Their last record feels like a long time ago, and it’s hard to believe a new Tool record (rumoured to be in the works) could provide the same sense of continuum that their discography to date cements. It’s easy to get carried away with my praise for Tool. Their sophomoric humour hamstrings their genuine insights (many of which are very funny) and their continued (though subdued) thudding heaviness probably limits their mass appeal. I feel only dread for a new Tool record, not only does it have a tangible musical legacy to continue, but like the latest (shit) Black Sabbath record, in the minds of their more idiotic fans it has to inexplicably restore them to the early nineties mindset to which the early Tool records restore them; where life was simpler and the angst was more definable.

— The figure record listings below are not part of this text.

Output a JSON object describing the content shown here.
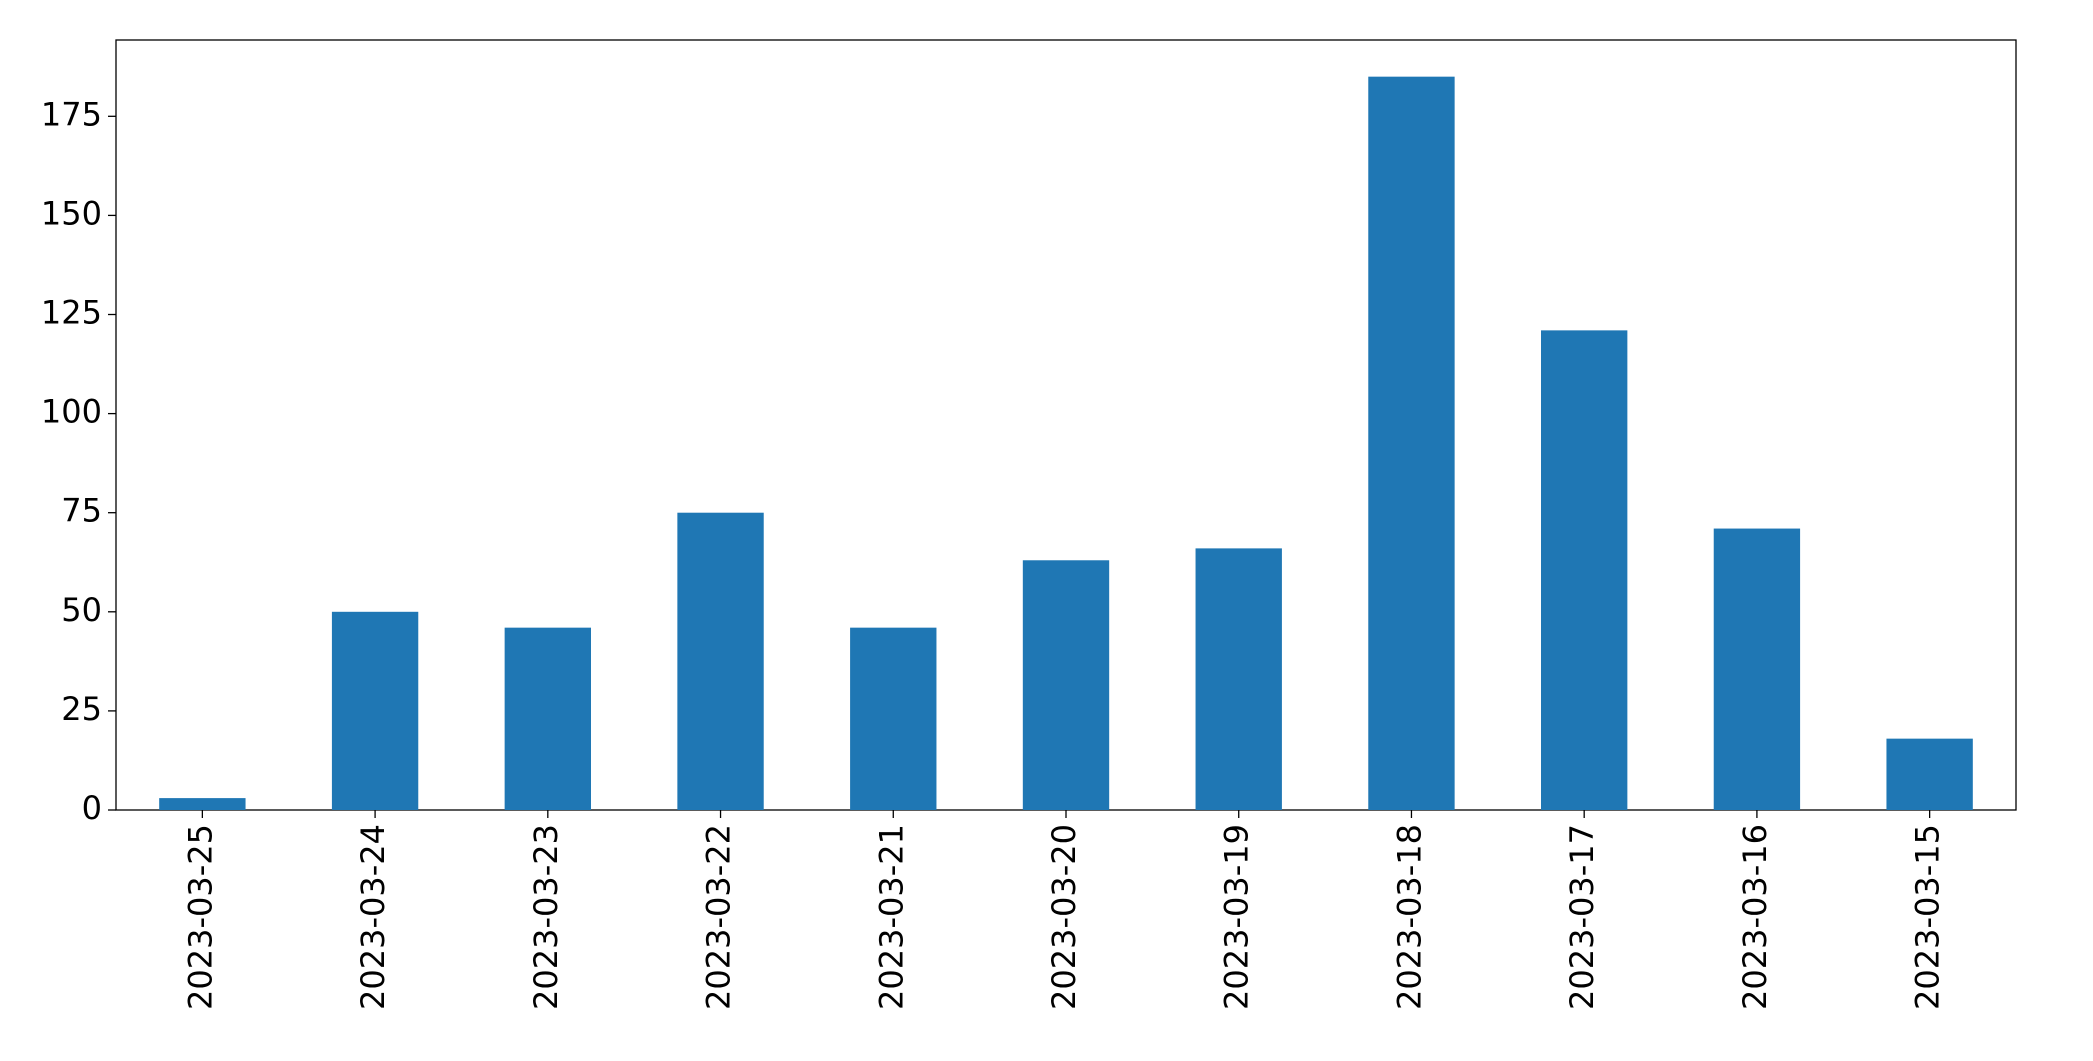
{
  "chart_data": {
    "type": "bar",
    "categories": [
      "2023-03-25",
      "2023-03-24",
      "2023-03-23",
      "2023-03-22",
      "2023-03-21",
      "2023-03-20",
      "2023-03-19",
      "2023-03-18",
      "2023-03-17",
      "2023-03-16",
      "2023-03-15"
    ],
    "values": [
      3,
      50,
      46,
      75,
      46,
      63,
      66,
      185,
      121,
      71,
      18
    ],
    "color": "#1f77b4",
    "ylim": [
      0,
      194.25
    ],
    "yticks": [
      0,
      25,
      50,
      75,
      100,
      125,
      150,
      175
    ],
    "grid": false
  }
}
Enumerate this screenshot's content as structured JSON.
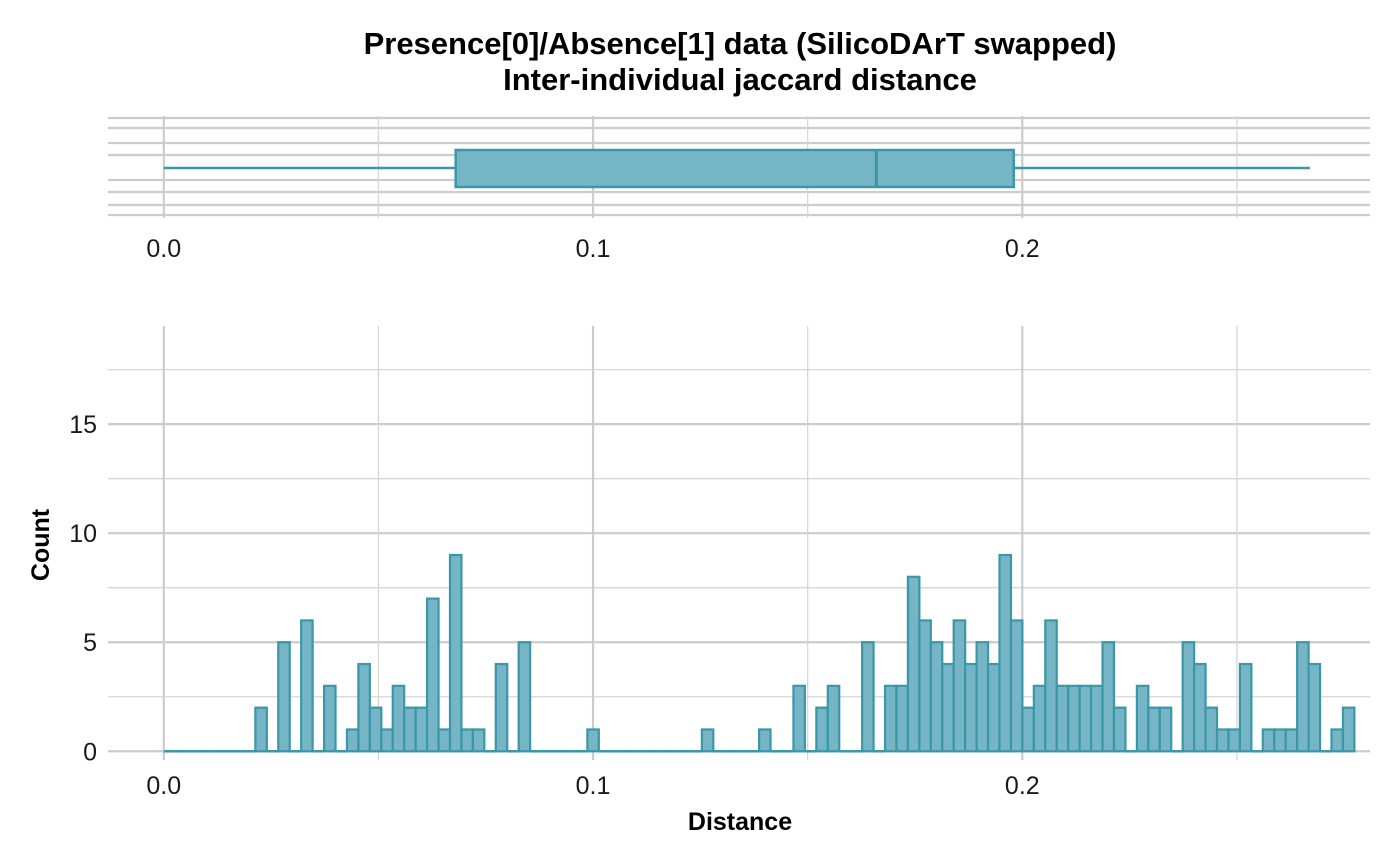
{
  "chart_data": [
    {
      "type": "boxplot",
      "title": "Presence[0]/Absence[1] data (SilicoDArT swapped)",
      "subtitle": "Inter-individual jaccard distance",
      "min": 0.0,
      "q1": 0.068,
      "median": 0.166,
      "q3": 0.198,
      "max": 0.267,
      "x_ticks": [
        "0.0",
        "0.1",
        "0.2"
      ],
      "xlim": [
        -0.013,
        0.281
      ],
      "grid": true
    },
    {
      "type": "histogram",
      "xlabel": "Distance",
      "ylabel": "Count",
      "bin_width": 0.002667,
      "first_bin_center": 0.00133,
      "counts": [
        0,
        0,
        0,
        0,
        0,
        0,
        0,
        0,
        2,
        0,
        5,
        0,
        6,
        0,
        3,
        0,
        1,
        4,
        2,
        1,
        3,
        2,
        2,
        7,
        1,
        9,
        1,
        1,
        0,
        4,
        0,
        5,
        0,
        0,
        0,
        0,
        0,
        1,
        0,
        0,
        0,
        0,
        0,
        0,
        0,
        0,
        0,
        1,
        0,
        0,
        0,
        0,
        1,
        0,
        0,
        3,
        0,
        2,
        3,
        0,
        0,
        5,
        0,
        3,
        3,
        8,
        6,
        5,
        4,
        6,
        4,
        5,
        4,
        9,
        6,
        2,
        3,
        6,
        3,
        3,
        3,
        3,
        5,
        2,
        0,
        3,
        2,
        2,
        0,
        5,
        4,
        2,
        1,
        1,
        4,
        0,
        1,
        1,
        1,
        5,
        4,
        0,
        1,
        2
      ],
      "x_ticks": [
        "0.0",
        "0.1",
        "0.2"
      ],
      "y_ticks": [
        "0",
        "5",
        "10",
        "15"
      ],
      "xlim": [
        -0.013,
        0.281
      ],
      "ylim": [
        -0.4,
        19.5
      ],
      "grid": true
    }
  ],
  "colors": {
    "fill": "#76b5c5",
    "stroke": "#3a97a8",
    "grid": "#cccccc"
  }
}
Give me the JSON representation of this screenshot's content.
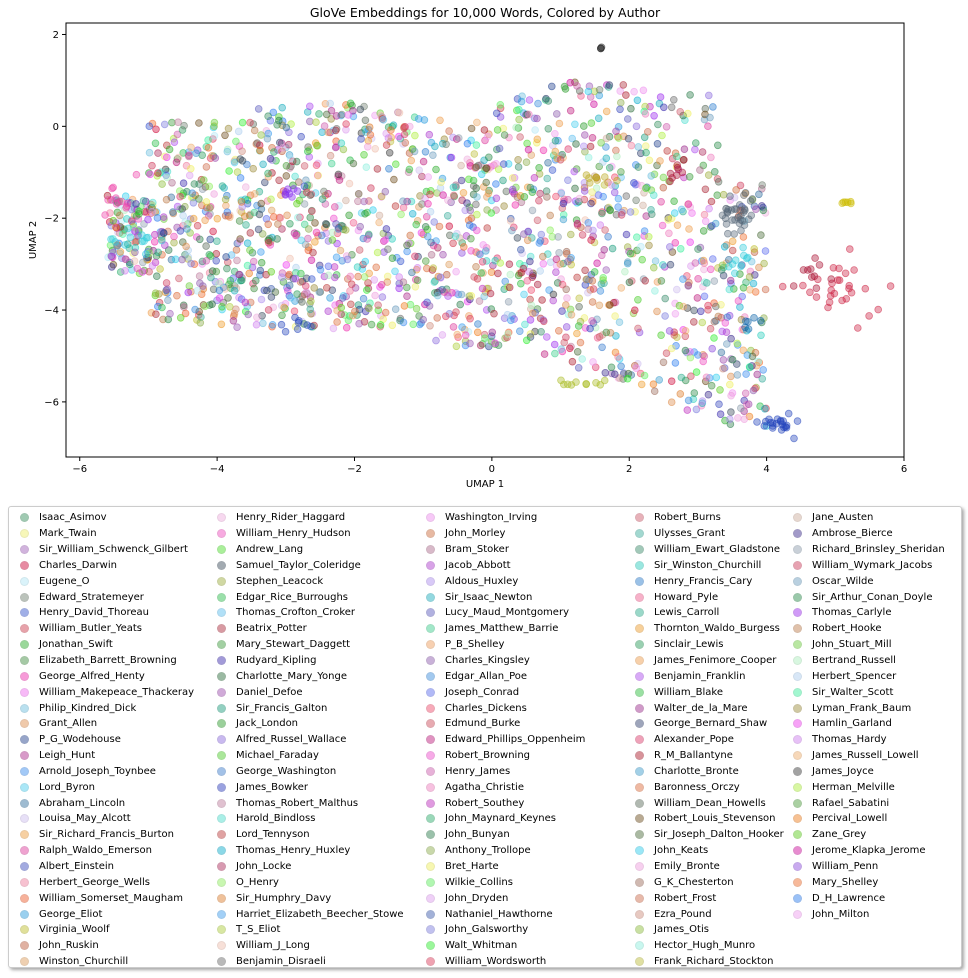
{
  "chart_data": {
    "type": "scatter",
    "title": "GloVe Embeddings for 10,000 Words, Colored by Author",
    "xlabel": "UMAP 1",
    "ylabel": "UMAP 2",
    "xlim": [
      -6.2,
      6.0
    ],
    "ylim": [
      -7.2,
      2.25
    ],
    "xticks": [
      -6,
      -4,
      -2,
      0,
      2,
      4,
      6
    ],
    "yticks": [
      -6,
      -4,
      -2,
      0,
      2
    ],
    "xtick_labels": [
      "−6",
      "−4",
      "−2",
      "0",
      "2",
      "4",
      "6"
    ],
    "ytick_labels": [
      "−6",
      "−4",
      "−2",
      "0",
      "2"
    ],
    "grid": false,
    "legend_placement": "below",
    "marker_alpha": 0.4,
    "authors": [
      {
        "name": "Isaac_Asimov",
        "color": "#2e8b57"
      },
      {
        "name": "Mark_Twain",
        "color": "#eeee66"
      },
      {
        "name": "Sir_William_Schwenck_Gilbert",
        "color": "#9b59b6"
      },
      {
        "name": "Charles_Darwin",
        "color": "#cc0033"
      },
      {
        "name": "Eugene_O",
        "color": "#aee6f5"
      },
      {
        "name": "Edward_Stratemeyer",
        "color": "#6b7b6b"
      },
      {
        "name": "Henry_David_Thoreau",
        "color": "#2f4fcc"
      },
      {
        "name": "William_Butler_Yeats",
        "color": "#cc3344"
      },
      {
        "name": "Jonathan_Swift",
        "color": "#22aa22"
      },
      {
        "name": "Elizabeth_Barrett_Browning",
        "color": "#3a8a3a"
      },
      {
        "name": "George_Alfred_Henty",
        "color": "#ee22aa"
      },
      {
        "name": "William_Makepeace_Thackeray",
        "color": "#ee66ee"
      },
      {
        "name": "Philip_Kindred_Dick",
        "color": "#66bbdd"
      },
      {
        "name": "Grant_Allen",
        "color": "#dd8844"
      },
      {
        "name": "P_G_Wodehouse",
        "color": "#1a3a8a"
      },
      {
        "name": "Leigh_Hunt",
        "color": "#aa2288"
      },
      {
        "name": "Arnold_Joseph_Toynbee",
        "color": "#3388ee"
      },
      {
        "name": "Lord_Byron",
        "color": "#44ccee"
      },
      {
        "name": "Abraham_Lincoln",
        "color": "#2a6a9a"
      },
      {
        "name": "Louisa_May_Alcott",
        "color": "#ccbbee"
      },
      {
        "name": "Sir_Richard_Francis_Burton",
        "color": "#ee9933"
      },
      {
        "name": "Ralph_Waldo_Emerson",
        "color": "#dd3399"
      },
      {
        "name": "Albert_Einstein",
        "color": "#3344bb"
      },
      {
        "name": "Herbert_George_Wells",
        "color": "#ee7799"
      },
      {
        "name": "William_Somerset_Maugham",
        "color": "#ee5522"
      },
      {
        "name": "George_Eliot",
        "color": "#2299dd"
      },
      {
        "name": "Virginia_Woolf",
        "color": "#bbbb22"
      },
      {
        "name": "John_Ruskin",
        "color": "#bb5533"
      },
      {
        "name": "Winston_Churchill",
        "color": "#dd9955"
      },
      {
        "name": "Henry_Rider_Haggard",
        "color": "#eeaadd"
      },
      {
        "name": "William_Henry_Hudson",
        "color": "#ee44bb"
      },
      {
        "name": "Andrew_Lang",
        "color": "#44dd22"
      },
      {
        "name": "Samuel_Taylor_Coleridge",
        "color": "#334455"
      },
      {
        "name": "Stephen_Leacock",
        "color": "#99aa33"
      },
      {
        "name": "Edgar_Rice_Burroughs",
        "color": "#22bb44"
      },
      {
        "name": "Thomas_Crofton_Croker",
        "color": "#55bbee"
      },
      {
        "name": "Beatrix_Potter",
        "color": "#aa2233"
      },
      {
        "name": "Mary_Stewart_Daggett",
        "color": "#339933"
      },
      {
        "name": "Rudyard_Kipling",
        "color": "#3322aa"
      },
      {
        "name": "Charlotte_Mary_Yonge",
        "color": "#226633"
      },
      {
        "name": "Daniel_Defoe",
        "color": "#9944aa"
      },
      {
        "name": "Sir_Francis_Galton",
        "color": "#119977"
      },
      {
        "name": "Jack_London",
        "color": "#229922"
      },
      {
        "name": "Alfred_Russel_Wallace",
        "color": "#8866dd"
      },
      {
        "name": "Michael_Faraday",
        "color": "#44cc22"
      },
      {
        "name": "George_Washington",
        "color": "#3377cc"
      },
      {
        "name": "James_Bowker",
        "color": "#2233bb"
      },
      {
        "name": "Thomas_Robert_Malthus",
        "color": "#bb7799"
      },
      {
        "name": "Harold_Bindloss",
        "color": "#44ddcc"
      },
      {
        "name": "Lord_Tennyson",
        "color": "#bb3333"
      },
      {
        "name": "Thomas_Henry_Huxley",
        "color": "#00aacc"
      },
      {
        "name": "John_Locke",
        "color": "#aa2255"
      },
      {
        "name": "O_Henry",
        "color": "#88ee55"
      },
      {
        "name": "Sir_Humphry_Davy",
        "color": "#dd7722"
      },
      {
        "name": "Harriet_Elizabeth_Beecher_Stowe",
        "color": "#3399ee"
      },
      {
        "name": "T_S_Eliot",
        "color": "#aacc33"
      },
      {
        "name": "William_J_Long",
        "color": "#eebbaa"
      },
      {
        "name": "Benjamin_Disraeli",
        "color": "#666666"
      },
      {
        "name": "Washington_Irving",
        "color": "#ee88ee"
      },
      {
        "name": "John_Morley",
        "color": "#cc6633"
      },
      {
        "name": "Bram_Stoker",
        "color": "#aa6688"
      },
      {
        "name": "Jacob_Abbott",
        "color": "#aa33cc"
      },
      {
        "name": "Aldous_Huxley",
        "color": "#aa88ee"
      },
      {
        "name": "Sir_Isaac_Newton",
        "color": "#11aabb"
      },
      {
        "name": "Lucy_Maud_Montgomery",
        "color": "#5555bb"
      },
      {
        "name": "James_Matthew_Barrie",
        "color": "#33cc88"
      },
      {
        "name": "P_B_Shelley",
        "color": "#ee9955"
      },
      {
        "name": "Charles_Kingsley",
        "color": "#8855aa"
      },
      {
        "name": "Edgar_Allan_Poe",
        "color": "#3388dd"
      },
      {
        "name": "Joseph_Conrad",
        "color": "#5566ee"
      },
      {
        "name": "Charles_Dickens",
        "color": "#ee4466"
      },
      {
        "name": "Edmund_Burke",
        "color": "#cc4455"
      },
      {
        "name": "Edward_Phillips_Oppenheim",
        "color": "#bb1177"
      },
      {
        "name": "Robert_Browning",
        "color": "#ee44cc"
      },
      {
        "name": "Henry_James",
        "color": "#cc55aa"
      },
      {
        "name": "Agatha_Christie",
        "color": "#ee77bb"
      },
      {
        "name": "Robert_Southey",
        "color": "#bb22bb"
      },
      {
        "name": "John_Maynard_Keynes",
        "color": "#22aa66"
      },
      {
        "name": "John_Bunyan",
        "color": "#227744"
      },
      {
        "name": "Anthony_Trollope",
        "color": "#88aa44"
      },
      {
        "name": "Bret_Harte",
        "color": "#eeee55"
      },
      {
        "name": "Wilkie_Collins",
        "color": "#55ee55"
      },
      {
        "name": "John_Dryden",
        "color": "#dd99ee"
      },
      {
        "name": "Nathaniel_Hawthorne",
        "color": "#3355aa"
      },
      {
        "name": "John_Galsworthy",
        "color": "#7777dd"
      },
      {
        "name": "Walt_Whitman",
        "color": "#22ee22"
      },
      {
        "name": "William_Wordsworth",
        "color": "#dd3355"
      },
      {
        "name": "Robert_Burns",
        "color": "#cc5566"
      },
      {
        "name": "Ulysses_Grant",
        "color": "#33aa99"
      },
      {
        "name": "William_Ewart_Gladstone",
        "color": "#338866"
      },
      {
        "name": "Sir_Winston_Churchill",
        "color": "#22ccbb"
      },
      {
        "name": "Henry_Francis_Cary",
        "color": "#2277cc"
      },
      {
        "name": "Howard_Pyle",
        "color": "#ee5588"
      },
      {
        "name": "Lewis_Carroll",
        "color": "#22aa88"
      },
      {
        "name": "Thornton_Waldo_Burgess",
        "color": "#ee9922"
      },
      {
        "name": "Sinclair_Lewis",
        "color": "#229955"
      },
      {
        "name": "James_Fenimore_Cooper",
        "color": "#ee9944"
      },
      {
        "name": "Benjamin_Franklin",
        "color": "#aa44ee"
      },
      {
        "name": "William_Blake",
        "color": "#22bb33"
      },
      {
        "name": "Walter_de_la_Mare",
        "color": "#992288"
      },
      {
        "name": "George_Bernard_Shaw",
        "color": "#2a3a6a"
      },
      {
        "name": "Alexander_Pope",
        "color": "#dd3366"
      },
      {
        "name": "R_M_Ballantyne",
        "color": "#aa1122"
      },
      {
        "name": "Charlotte_Bronte",
        "color": "#3399cc"
      },
      {
        "name": "Baronness_Orczy",
        "color": "#dd6633"
      },
      {
        "name": "William_Dean_Howells",
        "color": "#556655"
      },
      {
        "name": "Robert_Louis_Stevenson",
        "color": "#664411"
      },
      {
        "name": "Sir_Joseph_Dalton_Hooker",
        "color": "#446633"
      },
      {
        "name": "John_Keats",
        "color": "#22ccee"
      },
      {
        "name": "Emily_Bronte",
        "color": "#ee99dd"
      },
      {
        "name": "G_K_Chesterton",
        "color": "#996655"
      },
      {
        "name": "Robert_Frost",
        "color": "#cc6644"
      },
      {
        "name": "Ezra_Pound",
        "color": "#cc8877"
      },
      {
        "name": "James_Otis",
        "color": "#88bb33"
      },
      {
        "name": "Hector_Hugh_Munro",
        "color": "#88eedd"
      },
      {
        "name": "Frank_Richard_Stockton",
        "color": "#bbbb33"
      },
      {
        "name": "Jane_Austen",
        "color": "#ccaa99"
      },
      {
        "name": "Ambrose_Bierce",
        "color": "#332288"
      },
      {
        "name": "Richard_Brinsley_Sheridan",
        "color": "#8899aa"
      },
      {
        "name": "William_Wymark_Jacobs",
        "color": "#cc3355"
      },
      {
        "name": "Oscar_Wilde",
        "color": "#6699bb"
      },
      {
        "name": "Sir_Arthur_Conan_Doyle",
        "color": "#228844"
      },
      {
        "name": "Thomas_Carlyle",
        "color": "#9922ee"
      },
      {
        "name": "Robert_Hooke",
        "color": "#bb7744"
      },
      {
        "name": "John_Stuart_Mill",
        "color": "#66cc33"
      },
      {
        "name": "Bertrand_Russell",
        "color": "#aaeebb"
      },
      {
        "name": "Herbert_Spencer",
        "color": "#aaccee"
      },
      {
        "name": "Sir_Walter_Scott",
        "color": "#33ee99"
      },
      {
        "name": "Lyman_Frank_Baum",
        "color": "#998833"
      },
      {
        "name": "Hamlin_Garland",
        "color": "#ee33ee"
      },
      {
        "name": "Thomas_Hardy",
        "color": "#cc77ee"
      },
      {
        "name": "James_Russell_Lowell",
        "color": "#eeaa66"
      },
      {
        "name": "James_Joyce",
        "color": "#333333"
      },
      {
        "name": "Herman_Melville",
        "color": "#aaee33"
      },
      {
        "name": "Rafael_Sabatini",
        "color": "#449933"
      },
      {
        "name": "Percival_Lowell",
        "color": "#ee7711"
      },
      {
        "name": "Zane_Grey",
        "color": "#55cc11"
      },
      {
        "name": "Jerome_Klapka_Jerome",
        "color": "#cc0099"
      },
      {
        "name": "William_Penn",
        "color": "#8844dd"
      },
      {
        "name": "Mary_Shelley",
        "color": "#ee6622"
      },
      {
        "name": "D_H_Lawrence",
        "color": "#2277ee"
      },
      {
        "name": "John_Milton",
        "color": "#ee99ee"
      }
    ]
  }
}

And when it doesn’t, because it can’t, expect a fan backlash. I know Maynard still has it, from a series of excellent appearances on podcasts (the WTFPod interview is particularly insightful and funny), his Pucifer work, and a frequently brilliant wine columnin the Phoenix New Times; and I know that the world of today needs a Tool record. It’ll give us an insight into what a beautiful world this could have been if it could just have been kept out of the hands of awful gutless album-a-year bumgazers like Mumford and Cunts.
Sorry, I don’t know where that came from, they just came on the radio and I’m filling with hate and rage right now.
Written under extreme duress by Steven.